From here, you will use the Brush tool to paint with white on the mask of each layer. Use a soft brush with low settings for Flow and Opacity just as with the previous method. This means you will be working on only one adjustment at a time.
There are several advantages to this particular approach. First, it gives you discrete control over the dodge and burn operations independently. If you need to adjust the opacity of either of the layers, you can do so without affecting all of your adjustments at once. Additionally, working with just one type of correction at a time helps you focus a little better on the global adjustments.
D&B Best Practices
As a general workflow recommendation, I suggest starting with large adjustments first, such as overall shaping and setting visual focus, such as lightening the face in a portrait, the foreground in a landscape, or creating soft vignette effects to guide the viewer’s eye around the image.

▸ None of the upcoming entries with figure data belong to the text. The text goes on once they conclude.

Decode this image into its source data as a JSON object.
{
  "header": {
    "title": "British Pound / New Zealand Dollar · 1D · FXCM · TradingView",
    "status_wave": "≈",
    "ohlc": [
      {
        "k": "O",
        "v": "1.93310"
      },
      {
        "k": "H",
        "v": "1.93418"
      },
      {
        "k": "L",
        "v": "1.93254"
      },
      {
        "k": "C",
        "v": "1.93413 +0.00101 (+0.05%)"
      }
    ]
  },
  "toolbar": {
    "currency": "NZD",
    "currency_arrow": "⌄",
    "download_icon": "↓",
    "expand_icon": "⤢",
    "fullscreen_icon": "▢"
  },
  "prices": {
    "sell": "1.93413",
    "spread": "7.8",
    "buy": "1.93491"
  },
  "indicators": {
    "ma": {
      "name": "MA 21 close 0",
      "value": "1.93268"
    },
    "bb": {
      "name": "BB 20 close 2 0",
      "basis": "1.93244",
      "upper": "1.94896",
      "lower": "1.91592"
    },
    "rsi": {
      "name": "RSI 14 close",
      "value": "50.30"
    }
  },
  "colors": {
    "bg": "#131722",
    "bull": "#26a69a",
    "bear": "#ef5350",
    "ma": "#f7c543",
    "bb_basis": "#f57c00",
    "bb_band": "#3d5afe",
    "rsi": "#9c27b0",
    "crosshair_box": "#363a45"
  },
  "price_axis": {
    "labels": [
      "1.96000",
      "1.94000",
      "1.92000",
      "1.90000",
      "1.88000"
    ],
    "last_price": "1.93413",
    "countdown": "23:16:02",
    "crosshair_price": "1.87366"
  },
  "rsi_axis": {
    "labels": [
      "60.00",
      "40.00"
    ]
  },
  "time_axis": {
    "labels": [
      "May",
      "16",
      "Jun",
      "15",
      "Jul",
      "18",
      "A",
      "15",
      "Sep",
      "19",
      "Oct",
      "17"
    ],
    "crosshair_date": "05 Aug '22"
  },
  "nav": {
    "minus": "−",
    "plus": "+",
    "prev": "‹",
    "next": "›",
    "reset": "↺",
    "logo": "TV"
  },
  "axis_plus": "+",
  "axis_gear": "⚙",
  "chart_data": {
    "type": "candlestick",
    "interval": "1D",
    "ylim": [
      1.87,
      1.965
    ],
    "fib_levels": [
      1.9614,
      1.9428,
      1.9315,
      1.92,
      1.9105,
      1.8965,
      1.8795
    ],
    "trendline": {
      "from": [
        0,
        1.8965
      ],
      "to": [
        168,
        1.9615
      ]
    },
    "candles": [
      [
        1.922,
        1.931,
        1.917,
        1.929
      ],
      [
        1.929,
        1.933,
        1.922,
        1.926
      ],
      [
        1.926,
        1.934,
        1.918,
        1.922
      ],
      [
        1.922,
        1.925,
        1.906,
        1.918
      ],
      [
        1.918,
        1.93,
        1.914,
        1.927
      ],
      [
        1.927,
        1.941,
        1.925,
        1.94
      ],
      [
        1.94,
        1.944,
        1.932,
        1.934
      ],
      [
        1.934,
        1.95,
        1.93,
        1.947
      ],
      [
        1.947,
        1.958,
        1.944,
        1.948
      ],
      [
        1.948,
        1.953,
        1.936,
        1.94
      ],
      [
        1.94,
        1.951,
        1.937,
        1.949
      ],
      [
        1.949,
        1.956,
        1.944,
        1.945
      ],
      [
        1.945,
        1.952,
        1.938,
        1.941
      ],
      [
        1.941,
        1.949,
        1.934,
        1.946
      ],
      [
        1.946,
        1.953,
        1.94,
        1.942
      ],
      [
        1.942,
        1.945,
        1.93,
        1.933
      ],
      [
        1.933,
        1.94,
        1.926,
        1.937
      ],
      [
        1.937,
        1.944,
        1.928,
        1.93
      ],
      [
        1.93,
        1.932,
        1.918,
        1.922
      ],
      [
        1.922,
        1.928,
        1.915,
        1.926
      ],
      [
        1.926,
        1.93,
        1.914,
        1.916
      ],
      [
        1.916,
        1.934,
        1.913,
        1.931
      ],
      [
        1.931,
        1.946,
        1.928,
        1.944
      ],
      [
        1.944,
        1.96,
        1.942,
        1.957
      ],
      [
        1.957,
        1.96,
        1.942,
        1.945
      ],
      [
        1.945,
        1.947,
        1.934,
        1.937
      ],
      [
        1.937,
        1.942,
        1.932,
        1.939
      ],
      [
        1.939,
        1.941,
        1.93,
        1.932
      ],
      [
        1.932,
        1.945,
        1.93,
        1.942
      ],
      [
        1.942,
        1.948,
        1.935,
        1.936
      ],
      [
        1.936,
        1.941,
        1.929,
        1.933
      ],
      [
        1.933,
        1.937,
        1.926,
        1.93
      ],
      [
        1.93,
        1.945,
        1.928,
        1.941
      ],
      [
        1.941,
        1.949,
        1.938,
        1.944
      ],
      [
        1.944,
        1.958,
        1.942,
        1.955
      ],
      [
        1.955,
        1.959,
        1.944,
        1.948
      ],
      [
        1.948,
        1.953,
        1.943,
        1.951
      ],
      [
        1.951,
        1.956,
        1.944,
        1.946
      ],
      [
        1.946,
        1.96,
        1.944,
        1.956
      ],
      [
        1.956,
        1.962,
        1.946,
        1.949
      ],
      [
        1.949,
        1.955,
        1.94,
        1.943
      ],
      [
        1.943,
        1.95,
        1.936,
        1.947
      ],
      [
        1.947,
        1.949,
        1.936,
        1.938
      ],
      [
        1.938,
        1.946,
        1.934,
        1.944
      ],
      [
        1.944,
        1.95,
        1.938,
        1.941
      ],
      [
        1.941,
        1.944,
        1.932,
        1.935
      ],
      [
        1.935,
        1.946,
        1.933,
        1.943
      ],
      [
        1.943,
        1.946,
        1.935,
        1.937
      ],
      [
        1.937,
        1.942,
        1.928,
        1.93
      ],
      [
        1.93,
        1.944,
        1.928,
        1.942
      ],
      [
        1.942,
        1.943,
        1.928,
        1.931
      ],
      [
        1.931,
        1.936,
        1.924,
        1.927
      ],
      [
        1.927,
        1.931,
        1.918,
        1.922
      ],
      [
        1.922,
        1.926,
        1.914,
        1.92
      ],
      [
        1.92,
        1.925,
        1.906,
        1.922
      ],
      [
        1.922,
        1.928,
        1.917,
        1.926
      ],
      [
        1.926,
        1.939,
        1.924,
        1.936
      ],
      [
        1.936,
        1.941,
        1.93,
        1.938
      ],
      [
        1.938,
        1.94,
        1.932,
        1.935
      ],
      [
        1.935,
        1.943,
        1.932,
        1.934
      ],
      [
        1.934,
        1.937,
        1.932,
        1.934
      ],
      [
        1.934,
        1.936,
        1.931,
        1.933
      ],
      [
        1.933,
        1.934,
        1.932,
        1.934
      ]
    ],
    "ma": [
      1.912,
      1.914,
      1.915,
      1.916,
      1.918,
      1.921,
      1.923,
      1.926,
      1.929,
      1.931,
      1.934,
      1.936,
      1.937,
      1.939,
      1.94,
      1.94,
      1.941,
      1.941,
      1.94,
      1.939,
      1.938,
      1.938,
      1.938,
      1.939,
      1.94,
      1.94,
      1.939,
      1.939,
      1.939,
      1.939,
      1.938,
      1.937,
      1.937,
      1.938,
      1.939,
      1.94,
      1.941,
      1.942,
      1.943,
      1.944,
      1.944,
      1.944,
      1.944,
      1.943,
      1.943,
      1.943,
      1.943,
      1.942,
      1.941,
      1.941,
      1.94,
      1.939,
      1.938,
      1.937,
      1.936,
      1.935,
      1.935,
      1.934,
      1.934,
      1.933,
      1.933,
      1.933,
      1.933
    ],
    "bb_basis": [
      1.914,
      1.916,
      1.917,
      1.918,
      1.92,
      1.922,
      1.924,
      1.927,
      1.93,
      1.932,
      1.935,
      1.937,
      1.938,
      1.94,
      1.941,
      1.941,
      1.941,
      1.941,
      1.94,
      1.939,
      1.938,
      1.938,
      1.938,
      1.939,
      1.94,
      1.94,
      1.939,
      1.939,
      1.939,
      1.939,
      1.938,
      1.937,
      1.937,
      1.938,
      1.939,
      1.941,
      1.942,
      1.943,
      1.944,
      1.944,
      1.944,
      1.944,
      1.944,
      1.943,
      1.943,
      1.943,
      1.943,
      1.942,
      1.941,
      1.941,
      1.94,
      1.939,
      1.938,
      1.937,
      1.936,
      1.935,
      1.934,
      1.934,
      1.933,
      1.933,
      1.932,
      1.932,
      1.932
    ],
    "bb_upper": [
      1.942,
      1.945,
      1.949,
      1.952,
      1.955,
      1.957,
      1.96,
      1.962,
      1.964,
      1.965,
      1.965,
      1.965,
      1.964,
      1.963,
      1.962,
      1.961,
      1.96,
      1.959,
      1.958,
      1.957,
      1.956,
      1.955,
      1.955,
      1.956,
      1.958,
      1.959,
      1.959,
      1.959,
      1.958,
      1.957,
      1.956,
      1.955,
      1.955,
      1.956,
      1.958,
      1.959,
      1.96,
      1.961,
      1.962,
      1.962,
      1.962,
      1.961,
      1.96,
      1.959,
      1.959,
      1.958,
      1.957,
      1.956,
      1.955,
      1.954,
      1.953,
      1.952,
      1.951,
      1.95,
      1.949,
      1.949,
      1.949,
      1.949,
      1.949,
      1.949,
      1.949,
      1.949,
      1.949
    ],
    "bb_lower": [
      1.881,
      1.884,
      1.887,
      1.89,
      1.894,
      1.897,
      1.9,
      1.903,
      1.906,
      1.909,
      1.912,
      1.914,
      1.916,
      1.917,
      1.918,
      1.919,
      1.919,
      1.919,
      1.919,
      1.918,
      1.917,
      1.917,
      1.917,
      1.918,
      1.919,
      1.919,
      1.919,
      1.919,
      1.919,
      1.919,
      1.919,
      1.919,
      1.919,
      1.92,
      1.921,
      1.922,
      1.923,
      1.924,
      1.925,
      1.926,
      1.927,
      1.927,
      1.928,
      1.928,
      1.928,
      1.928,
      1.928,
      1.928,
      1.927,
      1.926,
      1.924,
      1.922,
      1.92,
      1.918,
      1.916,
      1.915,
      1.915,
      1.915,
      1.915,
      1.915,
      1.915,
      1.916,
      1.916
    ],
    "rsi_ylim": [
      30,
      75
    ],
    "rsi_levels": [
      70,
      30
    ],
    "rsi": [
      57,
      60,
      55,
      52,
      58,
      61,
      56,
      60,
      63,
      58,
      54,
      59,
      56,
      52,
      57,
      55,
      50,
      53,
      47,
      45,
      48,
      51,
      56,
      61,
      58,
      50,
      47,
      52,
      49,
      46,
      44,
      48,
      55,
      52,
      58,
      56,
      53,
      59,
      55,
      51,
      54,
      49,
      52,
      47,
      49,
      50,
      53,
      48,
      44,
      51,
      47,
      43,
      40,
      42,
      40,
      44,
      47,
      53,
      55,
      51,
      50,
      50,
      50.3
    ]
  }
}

The next pass would be intermediate features, and then finally a detail pass.
This example shows the mask from the first (the “Big” pass) Burn layer.
I also recommend using multiple D&B groups to keep them flexible and distinct. Using one pair of Curves each for large, medium, and small features gives you a lot of flexibility in balancing them later on. Each pair, and indeed each individual adjustment layer, can be modified without affecting the others. Of course, you can adjust the curves on each as well.
This same principle goes for working with the Overlay painting method: Use several layers rather than putting everything on one. For a more detailed workflow, look in Part III, “Project Examples.” The Rembrandt Portrait shows off a couple of different dodge and burn techniques grouped together.